Francesca West, policy manager at PCAW, says that although the code encourages employees to report evidence of criminal activity to the police or other regulatory authorities, it fails to make explicit other paths available under the 1998 Public Interest Disclosure Act (PIDA), which governs whistleblowing in the workplace. “In certain circumstances, PIDA gives employees protection if they take their concern to the media or an MP,” she says. “However, the implication of the code is that if you are not happy with the commission’s response then your only option is to stay quiet or resign.”

West says guidance on whistleblowing drawn up at departmental level is difficult to assess because it is not made public; PCAW is currently making Freedom of Information requests in order to access the latest versions. And she adds that civil servants must consider their Official Secrets Act obligations before pursuing a complaint. “If you are in a situation where the wrongdoing you are trying to highlight is covered by this Act, then you have very limited options.”

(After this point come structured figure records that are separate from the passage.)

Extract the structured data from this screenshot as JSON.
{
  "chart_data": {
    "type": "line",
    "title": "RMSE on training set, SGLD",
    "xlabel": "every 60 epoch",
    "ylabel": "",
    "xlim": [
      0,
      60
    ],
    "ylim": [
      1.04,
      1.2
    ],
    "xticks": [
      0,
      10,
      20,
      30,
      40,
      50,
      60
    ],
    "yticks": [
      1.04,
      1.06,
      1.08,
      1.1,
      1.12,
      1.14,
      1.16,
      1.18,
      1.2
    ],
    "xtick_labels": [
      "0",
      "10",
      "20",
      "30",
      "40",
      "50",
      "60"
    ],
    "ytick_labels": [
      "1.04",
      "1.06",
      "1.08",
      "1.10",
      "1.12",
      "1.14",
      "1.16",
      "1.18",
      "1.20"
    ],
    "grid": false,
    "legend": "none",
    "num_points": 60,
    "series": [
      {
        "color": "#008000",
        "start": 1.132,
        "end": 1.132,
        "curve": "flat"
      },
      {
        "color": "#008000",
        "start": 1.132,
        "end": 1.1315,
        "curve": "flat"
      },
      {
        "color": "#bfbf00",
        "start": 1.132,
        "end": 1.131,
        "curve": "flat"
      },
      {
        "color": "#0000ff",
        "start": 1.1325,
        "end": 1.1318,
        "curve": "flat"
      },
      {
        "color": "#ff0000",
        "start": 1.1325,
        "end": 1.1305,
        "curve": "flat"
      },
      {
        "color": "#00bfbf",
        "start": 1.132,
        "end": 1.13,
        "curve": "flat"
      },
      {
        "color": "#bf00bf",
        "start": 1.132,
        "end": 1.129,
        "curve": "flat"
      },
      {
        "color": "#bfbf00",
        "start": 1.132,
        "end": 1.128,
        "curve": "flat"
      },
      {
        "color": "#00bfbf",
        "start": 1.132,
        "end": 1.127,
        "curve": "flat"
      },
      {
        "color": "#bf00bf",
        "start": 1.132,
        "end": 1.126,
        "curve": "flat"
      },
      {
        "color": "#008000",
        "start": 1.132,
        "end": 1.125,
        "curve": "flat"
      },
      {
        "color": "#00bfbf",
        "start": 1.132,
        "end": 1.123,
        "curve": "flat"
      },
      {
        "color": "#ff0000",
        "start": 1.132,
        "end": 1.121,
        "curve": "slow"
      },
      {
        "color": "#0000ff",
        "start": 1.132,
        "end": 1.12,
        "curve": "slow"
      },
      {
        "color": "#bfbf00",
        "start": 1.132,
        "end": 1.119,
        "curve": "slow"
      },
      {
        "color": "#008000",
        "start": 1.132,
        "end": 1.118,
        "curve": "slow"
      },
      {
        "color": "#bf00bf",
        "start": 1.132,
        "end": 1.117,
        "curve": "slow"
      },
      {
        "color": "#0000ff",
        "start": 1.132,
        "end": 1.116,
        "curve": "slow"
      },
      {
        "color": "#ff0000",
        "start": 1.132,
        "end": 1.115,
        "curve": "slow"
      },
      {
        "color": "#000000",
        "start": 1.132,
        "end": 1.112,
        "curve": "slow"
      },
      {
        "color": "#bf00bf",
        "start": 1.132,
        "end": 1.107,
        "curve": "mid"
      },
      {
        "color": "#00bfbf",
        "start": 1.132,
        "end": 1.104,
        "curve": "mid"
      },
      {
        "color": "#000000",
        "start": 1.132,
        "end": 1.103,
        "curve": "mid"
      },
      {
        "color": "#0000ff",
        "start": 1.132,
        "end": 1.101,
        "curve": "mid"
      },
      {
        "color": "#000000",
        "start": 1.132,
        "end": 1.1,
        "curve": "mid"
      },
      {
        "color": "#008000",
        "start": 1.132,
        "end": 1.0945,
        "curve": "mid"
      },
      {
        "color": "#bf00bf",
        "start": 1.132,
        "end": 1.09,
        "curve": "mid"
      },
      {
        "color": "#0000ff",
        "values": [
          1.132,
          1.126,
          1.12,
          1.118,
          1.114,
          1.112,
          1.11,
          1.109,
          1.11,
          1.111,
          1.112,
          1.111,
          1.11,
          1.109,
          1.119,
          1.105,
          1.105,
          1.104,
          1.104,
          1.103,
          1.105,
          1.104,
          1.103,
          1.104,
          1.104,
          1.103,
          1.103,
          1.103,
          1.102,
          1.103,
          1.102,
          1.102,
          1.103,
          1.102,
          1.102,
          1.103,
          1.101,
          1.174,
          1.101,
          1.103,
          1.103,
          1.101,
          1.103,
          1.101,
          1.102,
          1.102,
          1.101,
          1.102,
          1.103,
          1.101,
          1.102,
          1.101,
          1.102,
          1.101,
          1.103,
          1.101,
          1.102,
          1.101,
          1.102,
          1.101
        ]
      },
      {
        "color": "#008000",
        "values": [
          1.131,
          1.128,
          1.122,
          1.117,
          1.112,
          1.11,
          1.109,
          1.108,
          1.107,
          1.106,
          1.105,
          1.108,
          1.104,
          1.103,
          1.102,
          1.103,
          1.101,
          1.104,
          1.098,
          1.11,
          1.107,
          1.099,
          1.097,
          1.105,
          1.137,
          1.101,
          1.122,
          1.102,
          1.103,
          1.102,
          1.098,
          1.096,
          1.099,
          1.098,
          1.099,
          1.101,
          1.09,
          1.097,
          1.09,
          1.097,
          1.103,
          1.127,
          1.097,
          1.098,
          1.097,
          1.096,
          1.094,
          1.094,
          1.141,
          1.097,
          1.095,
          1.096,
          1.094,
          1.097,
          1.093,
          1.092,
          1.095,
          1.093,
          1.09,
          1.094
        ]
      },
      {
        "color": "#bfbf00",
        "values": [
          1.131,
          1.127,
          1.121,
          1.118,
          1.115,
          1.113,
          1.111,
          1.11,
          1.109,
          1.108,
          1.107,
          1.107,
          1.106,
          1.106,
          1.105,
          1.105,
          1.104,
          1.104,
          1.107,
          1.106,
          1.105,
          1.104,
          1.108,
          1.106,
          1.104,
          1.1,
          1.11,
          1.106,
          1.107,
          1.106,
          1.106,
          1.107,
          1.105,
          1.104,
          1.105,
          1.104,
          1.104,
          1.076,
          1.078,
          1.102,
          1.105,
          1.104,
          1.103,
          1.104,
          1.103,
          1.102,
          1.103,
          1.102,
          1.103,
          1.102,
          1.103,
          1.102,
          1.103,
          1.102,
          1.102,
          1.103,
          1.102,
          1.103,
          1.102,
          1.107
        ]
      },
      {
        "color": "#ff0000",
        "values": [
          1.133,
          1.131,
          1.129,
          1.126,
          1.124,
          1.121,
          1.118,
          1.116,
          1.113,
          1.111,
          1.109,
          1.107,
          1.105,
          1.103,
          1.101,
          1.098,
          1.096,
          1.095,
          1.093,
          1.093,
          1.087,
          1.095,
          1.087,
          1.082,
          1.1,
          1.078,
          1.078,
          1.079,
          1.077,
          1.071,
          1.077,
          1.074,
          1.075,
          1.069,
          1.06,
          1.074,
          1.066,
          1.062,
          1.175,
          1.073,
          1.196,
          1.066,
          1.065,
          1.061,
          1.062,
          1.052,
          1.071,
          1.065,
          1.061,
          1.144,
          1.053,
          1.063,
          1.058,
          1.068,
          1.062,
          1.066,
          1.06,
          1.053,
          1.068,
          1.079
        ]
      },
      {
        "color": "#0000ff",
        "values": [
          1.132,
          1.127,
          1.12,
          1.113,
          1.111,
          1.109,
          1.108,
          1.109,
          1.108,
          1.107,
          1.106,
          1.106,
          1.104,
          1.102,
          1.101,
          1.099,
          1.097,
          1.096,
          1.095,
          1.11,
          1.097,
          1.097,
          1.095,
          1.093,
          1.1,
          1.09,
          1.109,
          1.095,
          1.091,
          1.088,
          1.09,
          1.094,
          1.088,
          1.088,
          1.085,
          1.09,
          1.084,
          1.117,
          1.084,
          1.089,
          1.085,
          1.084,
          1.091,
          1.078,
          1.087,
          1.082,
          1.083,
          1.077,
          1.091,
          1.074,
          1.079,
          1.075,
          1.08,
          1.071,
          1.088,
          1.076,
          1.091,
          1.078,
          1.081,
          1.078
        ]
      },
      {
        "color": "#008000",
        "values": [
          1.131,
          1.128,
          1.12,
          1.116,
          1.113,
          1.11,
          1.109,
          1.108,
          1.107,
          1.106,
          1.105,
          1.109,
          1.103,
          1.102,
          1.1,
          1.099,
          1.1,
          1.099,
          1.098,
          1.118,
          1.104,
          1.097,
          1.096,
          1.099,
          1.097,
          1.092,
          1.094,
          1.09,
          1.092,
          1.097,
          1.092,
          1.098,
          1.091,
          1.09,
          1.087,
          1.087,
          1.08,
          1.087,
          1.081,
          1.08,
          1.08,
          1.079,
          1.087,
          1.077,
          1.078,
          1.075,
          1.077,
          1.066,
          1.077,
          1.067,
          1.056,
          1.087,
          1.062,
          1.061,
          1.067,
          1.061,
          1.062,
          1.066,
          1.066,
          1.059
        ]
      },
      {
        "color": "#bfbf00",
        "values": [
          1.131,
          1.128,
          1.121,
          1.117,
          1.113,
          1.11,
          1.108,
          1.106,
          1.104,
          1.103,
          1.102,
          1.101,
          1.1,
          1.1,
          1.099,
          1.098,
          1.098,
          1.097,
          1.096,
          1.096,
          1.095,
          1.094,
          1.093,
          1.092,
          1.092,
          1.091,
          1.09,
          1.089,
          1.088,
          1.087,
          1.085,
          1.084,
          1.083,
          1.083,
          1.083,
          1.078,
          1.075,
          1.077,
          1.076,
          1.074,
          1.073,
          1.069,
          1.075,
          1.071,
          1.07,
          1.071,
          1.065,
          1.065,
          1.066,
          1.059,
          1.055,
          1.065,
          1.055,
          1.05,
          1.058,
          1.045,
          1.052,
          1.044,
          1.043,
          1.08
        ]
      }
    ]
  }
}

Asked to explain whether civil servants raising matters subject to the Official Secrets Act with the Civil Service Commission would be protected, the commission spokesperson’s reply provided a less than cast-iron guarantee: “The code permits civil servants to raise concerns with the commission – regardless of subject. It is our policy to treat all information brought to us under the code as confidential. If the information were considered to be particularly sensitive, it would be for the commission to decide how it should be handled, and it would do so on a case-by-case basis.”

Roger Kline, adviser to health campaign group Patients First and author of a guide to whistleblowing released this week, says the growing body of case law relating to PIDA indicates that the legislation needs to be updated. In 2011, the Appeal Court found that PIDA did not provide legal protection from bullying by fellow employees for three nurses who were victimised after they blew the whistle on a colleague who had lied about his qualifications: they were only protected from being scapegoated by managers. “The government has said that it will close that loophole,” says Kline. He also calls for more clarity on whether agency workers are covered by the Act, and says that a requirement that concerns must be raised in good faith puts an unreasonable burden of proof on the whistleblowers and should be reworded.

Lord Touhig, involved in the drafting of the original Public Interest Disclosure Bill, says: “I think there is a body of evidence that suggests there are failings in the current Act: many people think it gives them protection where it doesn’t actually do so. It will probably need some amendments to legislation to make it fit for contemporary circumstances.” He says government ministers have indicated to him that they will cooperate with the PCAW commission and consider changes to the law. CSW approached the Cabinet Office for a comment on the matter, but it had not responded by the time we went to press.

Stephen Dorrell argues that better enforcement of the current rules may be adequate, warning against any moves which would result in more bureaucracy. He believes culture change will achieve far better results, saying: “A healthy organisation should accept challenge as a way of life, and a person shouldn’t feel themselves to be a whistleblower at all by voicing worries.”

West is clear on this point: it is in departments’ own interests to be open to dealing with issues of concern at an early stage. “If you get it right, you detect malpractice before it becomes a reputational damage issue,” she says. “Encouraging staff to raise worries means you don’t get so much wrongdoing, because those thinking of committing it know it will be picked up.”